Isto porque, em face das largas prerrogativas da CNIC, o único meio que o proponente deterá para impugnar eventuais decisões injustas será o processo administrativo, que se não for forte e republicano, não garantirá ao proponente que seus argumentos sejam realmente considerados.
Por tudo isto, faz-se necessário a fixação específica, ainda no Projeto de Lei, dos contornos do processo administrativo da aprovação, do acompanhamento e da prestação de contas dos projetos culturais, indicando as etapas do procedimento, prazos recursais, prazos prescricionais, os órgãos ou agentes responsáveis pela emissão das principais decisões e pelo julgamento dos recursos. Tudo isto com marcado respeito às prerrogativas do administrado impostas pela Constituição e pela Lei Federal de Processo Administrativo, quais sejam o direito à comunicação nos autos, o direito de produzir provas e aduzir alegações finais antes das decisões, o direito de recorrer, o direito de ter ciência das tramitações, o direito de ter efetivo acesso aos autos e de tirar cópias dos documentos nele presentes (por si mesmo ou por procuradores devidamente constituídos na forma da lei processual) e de saber os motivos das decisões que lhe tocam, com indicação não só das normas relevantes, mas também dos elementos que levaram o analista a subsumir o projeto em concreto à norma apontada.
Alguns dizem que devemos confiar no MinC e na sua capacidade de apontar o que é culturalmente relevante.
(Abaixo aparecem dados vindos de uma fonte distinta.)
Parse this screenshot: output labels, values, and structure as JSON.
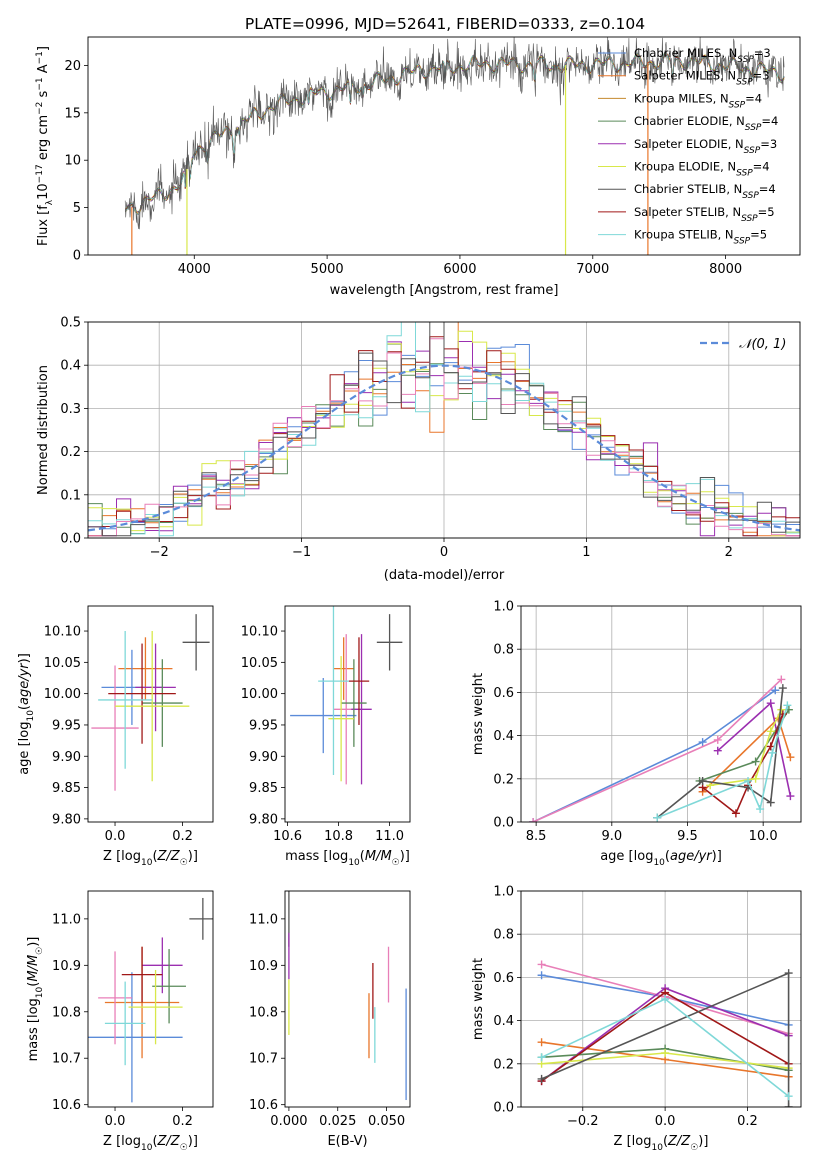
{
  "figure": {
    "title": "PLATE=0996, MJD=52641, FIBERID=0333, z=0.104"
  },
  "colors": {
    "chabrier_miles": "#5b8bd9",
    "salpeter_miles": "#e8762b",
    "kroupa_miles": "#c58a2e",
    "chabrier_elodie": "#5a8a5a",
    "salpeter_elodie": "#9b2fb0",
    "kroupa_elodie": "#d8e84a",
    "chabrier_stelib": "#555555",
    "salpeter_stelib": "#a01818",
    "kroupa_stelib": "#7fd8d8",
    "pink": "#e87fb8",
    "normal_curve": "#5b8bd9",
    "grid": "#b0b0b0"
  },
  "legend_spectrum": [
    {
      "label": "Chabrier MILES, N",
      "sub": "SSP",
      "tail": "=3",
      "color": "#5b8bd9"
    },
    {
      "label": "Salpeter MILES, N",
      "sub": "SSP",
      "tail": "=3",
      "color": "#e8762b"
    },
    {
      "label": "Kroupa MILES, N",
      "sub": "SSP",
      "tail": "=4",
      "color": "#c58a2e"
    },
    {
      "label": "Chabrier ELODIE, N",
      "sub": "SSP",
      "tail": "=4",
      "color": "#5a8a5a"
    },
    {
      "label": "Salpeter ELODIE, N",
      "sub": "SSP",
      "tail": "=3",
      "color": "#9b2fb0"
    },
    {
      "label": "Kroupa ELODIE, N",
      "sub": "SSP",
      "tail": "=4",
      "color": "#d8e84a"
    },
    {
      "label": "Chabrier STELIB, N",
      "sub": "SSP",
      "tail": "=4",
      "color": "#555555"
    },
    {
      "label": "Salpeter STELIB, N",
      "sub": "SSP",
      "tail": "=5",
      "color": "#a01818"
    },
    {
      "label": "Kroupa STELIB, N",
      "sub": "SSP",
      "tail": "=5",
      "color": "#7fd8d8"
    }
  ],
  "legend_hist": {
    "label": "𝒩(0, 1)"
  },
  "chart_data": [
    {
      "id": "spectrum",
      "type": "line",
      "xlabel": "wavelength [Angstrom, rest frame]",
      "ylabel": "Flux [f_λ10⁻¹⁷ erg cm⁻² s⁻¹ A⁻¹]",
      "xlim": [
        3200,
        8560
      ],
      "ylim": [
        0,
        23
      ],
      "xticks": [
        4000,
        5000,
        6000,
        7000,
        8000
      ],
      "yticks": [
        0,
        5,
        10,
        15,
        20
      ],
      "grid": false,
      "x_range": [
        3480,
        8440
      ],
      "continuum": [
        [
          3480,
          4.8
        ],
        [
          3700,
          6.0
        ],
        [
          3900,
          7.5
        ],
        [
          4000,
          11.0
        ],
        [
          4300,
          13.5
        ],
        [
          4600,
          15.8
        ],
        [
          4900,
          17.0
        ],
        [
          5300,
          18.0
        ],
        [
          5700,
          19.5
        ],
        [
          6200,
          20.2
        ],
        [
          6700,
          20.0
        ],
        [
          7200,
          20.2
        ],
        [
          7700,
          20.5
        ],
        [
          8100,
          19.8
        ],
        [
          8440,
          19.2
        ]
      ],
      "legend": "top-right"
    },
    {
      "id": "residual-histogram",
      "type": "step",
      "xlabel": "(data-model)/error",
      "ylabel": "Normed distribution",
      "xlim": [
        -2.5,
        2.5
      ],
      "ylim": [
        0,
        0.5
      ],
      "xticks": [
        -2,
        -1,
        0,
        1,
        2
      ],
      "yticks": [
        0.0,
        0.1,
        0.2,
        0.3,
        0.4,
        0.5
      ],
      "grid": true,
      "bins": 50,
      "reference_curve": "N(0,1)",
      "legend": "top-right"
    },
    {
      "id": "age-vs-Z",
      "type": "errorbar",
      "xlabel": "Z [log10(Z/Z☉)]",
      "ylabel": "age [log10(age/yr)]",
      "xlim": [
        -0.08,
        0.29
      ],
      "ylim": [
        9.795,
        10.14
      ],
      "xticks": [
        0.0,
        0.2
      ],
      "yticks": [
        9.8,
        9.85,
        9.9,
        9.95,
        10.0,
        10.05,
        10.1
      ],
      "points": [
        {
          "x": 0.09,
          "y": 10.04,
          "xerr": 0.08,
          "yerr": 0.05,
          "color": "#e8762b"
        },
        {
          "x": 0.05,
          "y": 10.01,
          "xerr": 0.09,
          "yerr": 0.06,
          "color": "#5b8bd9"
        },
        {
          "x": 0.0,
          "y": 9.945,
          "xerr": 0.07,
          "yerr": 0.1,
          "color": "#e87fb8"
        },
        {
          "x": 0.12,
          "y": 10.01,
          "xerr": 0.06,
          "yerr": 0.07,
          "color": "#9b2fb0"
        },
        {
          "x": 0.14,
          "y": 9.985,
          "xerr": 0.06,
          "yerr": 0.07,
          "color": "#5a8a5a"
        },
        {
          "x": 0.08,
          "y": 10.0,
          "xerr": 0.1,
          "yerr": 0.08,
          "color": "#a01818"
        },
        {
          "x": 0.11,
          "y": 9.98,
          "xerr": 0.11,
          "yerr": 0.12,
          "color": "#d8e84a"
        },
        {
          "x": 0.03,
          "y": 9.99,
          "xerr": 0.08,
          "yerr": 0.11,
          "color": "#7fd8d8"
        },
        {
          "x": 0.24,
          "y": 10.082,
          "xerr": 0.04,
          "yerr": 0.045,
          "color": "#555555"
        }
      ]
    },
    {
      "id": "age-vs-mass",
      "type": "errorbar",
      "xlabel": "mass [log10(M/M☉)]",
      "ylabel": "",
      "xlim": [
        10.59,
        11.08
      ],
      "ylim": [
        9.795,
        10.14
      ],
      "xticks": [
        10.6,
        10.8,
        11.0
      ],
      "yticks": [
        9.8,
        9.85,
        9.9,
        9.95,
        10.0,
        10.05,
        10.1
      ],
      "points": [
        {
          "x": 10.82,
          "y": 10.04,
          "xerr": 0.04,
          "yerr": 0.05,
          "color": "#e8762b"
        },
        {
          "x": 10.74,
          "y": 9.965,
          "xerr": 0.13,
          "yerr": 0.06,
          "color": "#5b8bd9"
        },
        {
          "x": 10.83,
          "y": 9.975,
          "xerr": 0.05,
          "yerr": 0.12,
          "color": "#e87fb8"
        },
        {
          "x": 10.89,
          "y": 9.975,
          "xerr": 0.04,
          "yerr": 0.12,
          "color": "#9b2fb0"
        },
        {
          "x": 10.86,
          "y": 9.985,
          "xerr": 0.05,
          "yerr": 0.07,
          "color": "#5a8a5a"
        },
        {
          "x": 10.88,
          "y": 10.02,
          "xerr": 0.04,
          "yerr": 0.07,
          "color": "#a01818"
        },
        {
          "x": 10.81,
          "y": 9.96,
          "xerr": 0.05,
          "yerr": 0.1,
          "color": "#d8e84a"
        },
        {
          "x": 10.78,
          "y": 10.02,
          "xerr": 0.06,
          "yerr": 0.15,
          "color": "#7fd8d8"
        },
        {
          "x": 11.0,
          "y": 10.082,
          "xerr": 0.05,
          "yerr": 0.045,
          "color": "#555555"
        }
      ]
    },
    {
      "id": "mass-weight-vs-age",
      "type": "line",
      "xlabel": "age [log10(age/yr)]",
      "ylabel": "mass weight",
      "xlim": [
        8.4,
        10.25
      ],
      "ylim": [
        0.0,
        1.0
      ],
      "xticks": [
        8.5,
        9.0,
        9.5,
        10.0
      ],
      "yticks": [
        0.0,
        0.2,
        0.4,
        0.6,
        0.8,
        1.0
      ],
      "grid": true,
      "series": [
        {
          "color": "#5b8bd9",
          "points": [
            [
              8.48,
              0.0
            ],
            [
              9.6,
              0.37
            ],
            [
              10.08,
              0.61
            ]
          ]
        },
        {
          "color": "#e87fb8",
          "points": [
            [
              8.48,
              0.0
            ],
            [
              9.7,
              0.38
            ],
            [
              10.12,
              0.66
            ]
          ]
        },
        {
          "color": "#e8762b",
          "points": [
            [
              9.6,
              0.14
            ],
            [
              10.1,
              0.48
            ],
            [
              10.18,
              0.3
            ]
          ]
        },
        {
          "color": "#9b2fb0",
          "points": [
            [
              9.7,
              0.33
            ],
            [
              10.05,
              0.55
            ],
            [
              10.18,
              0.12
            ]
          ]
        },
        {
          "color": "#5a8a5a",
          "points": [
            [
              9.58,
              0.19
            ],
            [
              9.95,
              0.28
            ],
            [
              10.17,
              0.52
            ]
          ]
        },
        {
          "color": "#a01818",
          "points": [
            [
              9.6,
              0.16
            ],
            [
              9.82,
              0.04
            ],
            [
              9.9,
              0.17
            ],
            [
              10.05,
              0.35
            ],
            [
              10.13,
              0.5
            ]
          ]
        },
        {
          "color": "#d8e84a",
          "points": [
            [
              9.65,
              0.17
            ],
            [
              9.95,
              0.2
            ],
            [
              10.05,
              0.42
            ],
            [
              10.12,
              0.52
            ]
          ]
        },
        {
          "color": "#555555",
          "points": [
            [
              9.3,
              0.02
            ],
            [
              9.6,
              0.19
            ],
            [
              9.9,
              0.16
            ],
            [
              10.05,
              0.09
            ],
            [
              10.13,
              0.62
            ]
          ]
        },
        {
          "color": "#7fd8d8",
          "points": [
            [
              9.3,
              0.02
            ],
            [
              9.9,
              0.19
            ],
            [
              9.98,
              0.06
            ],
            [
              10.06,
              0.32
            ],
            [
              10.16,
              0.54
            ]
          ]
        }
      ]
    },
    {
      "id": "mass-vs-Z",
      "type": "errorbar",
      "xlabel": "Z [log10(Z/Z☉)]",
      "ylabel": "mass [log10(M/M☉)]",
      "xlim": [
        -0.08,
        0.29
      ],
      "ylim": [
        10.595,
        11.06
      ],
      "xticks": [
        0.0,
        0.2
      ],
      "yticks": [
        10.6,
        10.7,
        10.8,
        10.9,
        11.0
      ],
      "points": [
        {
          "x": 0.08,
          "y": 10.82,
          "xerr": 0.11,
          "yerr": 0.12,
          "color": "#e8762b"
        },
        {
          "x": 0.05,
          "y": 10.745,
          "xerr": 0.15,
          "yerr": 0.14,
          "color": "#5b8bd9"
        },
        {
          "x": 0.0,
          "y": 10.83,
          "xerr": 0.05,
          "yerr": 0.1,
          "color": "#e87fb8"
        },
        {
          "x": 0.14,
          "y": 10.9,
          "xerr": 0.06,
          "yerr": 0.06,
          "color": "#9b2fb0"
        },
        {
          "x": 0.16,
          "y": 10.855,
          "xerr": 0.05,
          "yerr": 0.08,
          "color": "#5a8a5a"
        },
        {
          "x": 0.08,
          "y": 10.88,
          "xerr": 0.06,
          "yerr": 0.06,
          "color": "#a01818"
        },
        {
          "x": 0.12,
          "y": 10.81,
          "xerr": 0.08,
          "yerr": 0.08,
          "color": "#d8e84a"
        },
        {
          "x": 0.03,
          "y": 10.775,
          "xerr": 0.06,
          "yerr": 0.09,
          "color": "#7fd8d8"
        },
        {
          "x": 0.26,
          "y": 11.0,
          "xerr": 0.04,
          "yerr": 0.045,
          "color": "#555555"
        }
      ]
    },
    {
      "id": "mass-vs-EBV",
      "type": "errorbar",
      "xlabel": "E(B-V)",
      "ylabel": "",
      "xlim": [
        -0.002,
        0.062
      ],
      "ylim": [
        10.595,
        11.06
      ],
      "xticks": [
        0.0,
        0.025,
        0.05
      ],
      "yticks": [
        10.6,
        10.7,
        10.8,
        10.9,
        11.0
      ],
      "points": [
        {
          "x": 0.0,
          "y": 11.0,
          "xerr": 0,
          "yerr": 0.06,
          "color": "#555555"
        },
        {
          "x": 0.0,
          "y": 10.92,
          "xerr": 0,
          "yerr": 0.05,
          "color": "#9b2fb0"
        },
        {
          "x": 0.0,
          "y": 10.81,
          "xerr": 0,
          "yerr": 0.06,
          "color": "#d8e84a"
        },
        {
          "x": 0.041,
          "y": 10.77,
          "xerr": 0,
          "yerr": 0.07,
          "color": "#e8762b"
        },
        {
          "x": 0.043,
          "y": 10.845,
          "xerr": 0,
          "yerr": 0.06,
          "color": "#a01818"
        },
        {
          "x": 0.044,
          "y": 10.75,
          "xerr": 0,
          "yerr": 0.06,
          "color": "#7fd8d8"
        },
        {
          "x": 0.051,
          "y": 10.88,
          "xerr": 0,
          "yerr": 0.06,
          "color": "#e87fb8"
        },
        {
          "x": 0.06,
          "y": 10.73,
          "xerr": 0,
          "yerr": 0.12,
          "color": "#5b8bd9"
        }
      ]
    },
    {
      "id": "mass-weight-vs-Z",
      "type": "line",
      "xlabel": "Z [log10(Z/Z☉)]",
      "ylabel": "mass weight",
      "xlim": [
        -0.35,
        0.33
      ],
      "ylim": [
        0.0,
        1.0
      ],
      "xticks": [
        -0.2,
        0.0,
        0.2
      ],
      "yticks": [
        0.0,
        0.2,
        0.4,
        0.6,
        0.8,
        1.0
      ],
      "grid": true,
      "series": [
        {
          "color": "#5b8bd9",
          "points": [
            [
              -0.3,
              0.61
            ],
            [
              0.0,
              0.51
            ],
            [
              0.3,
              0.38
            ]
          ]
        },
        {
          "color": "#e87fb8",
          "points": [
            [
              -0.3,
              0.66
            ],
            [
              0.0,
              0.51
            ],
            [
              0.3,
              0.34
            ]
          ]
        },
        {
          "color": "#e8762b",
          "points": [
            [
              -0.3,
              0.3
            ],
            [
              0.0,
              0.22
            ],
            [
              0.3,
              0.14
            ]
          ]
        },
        {
          "color": "#9b2fb0",
          "points": [
            [
              -0.3,
              0.12
            ],
            [
              0.0,
              0.55
            ],
            [
              0.3,
              0.33
            ]
          ]
        },
        {
          "color": "#5a8a5a",
          "points": [
            [
              -0.3,
              0.23
            ],
            [
              0.0,
              0.27
            ],
            [
              0.3,
              0.17
            ]
          ]
        },
        {
          "color": "#a01818",
          "points": [
            [
              -0.3,
              0.12
            ],
            [
              0.0,
              0.53
            ],
            [
              0.3,
              0.2
            ]
          ]
        },
        {
          "color": "#d8e84a",
          "points": [
            [
              -0.3,
              0.2
            ],
            [
              0.0,
              0.25
            ],
            [
              0.3,
              0.18
            ]
          ]
        },
        {
          "color": "#555555",
          "points": [
            [
              -0.3,
              0.13
            ],
            [
              0.3,
              0.62
            ],
            [
              0.3,
              0.0
            ]
          ]
        },
        {
          "color": "#7fd8d8",
          "points": [
            [
              -0.3,
              0.23
            ],
            [
              0.0,
              0.5
            ],
            [
              0.3,
              0.05
            ]
          ]
        }
      ]
    }
  ]
}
Que se trata de órgão governamental fundado em alicerces democráticos, possuindo, portanto, legitimidade para definir os projetos que possuem maior mérito artístico-cultural. Que se não permitirmos separar o que é culturalmente relevante daquilo que não é, cairemos em um lugar indesejável no qual tudo pode ser patrocinado, pois “se tudo é arte, nada é arte”. Ainda que este argumento seja válido, confiança se conquista, e atual lei muda muito de uma vez só. Se hoje com regras (mais ou menos) estáveis e uma menor discricionariedade do MinC na aprovação dos projetos (visto que o núcleo duro dos requisitos está claramente evidenciado na legislação) ainda se tem grande confusão e subjetividade na aprovação dos projetos, perguntamos: o que acontecerá quando for permitida a elaboração de regras instáveis, por julgadores inexperientes, sem os limites da vedação de apreciação subjetiva e a garantia de um eficaz processo administrativo?
* Texto escrito por Alessandra Drummond e Bernardo Assis.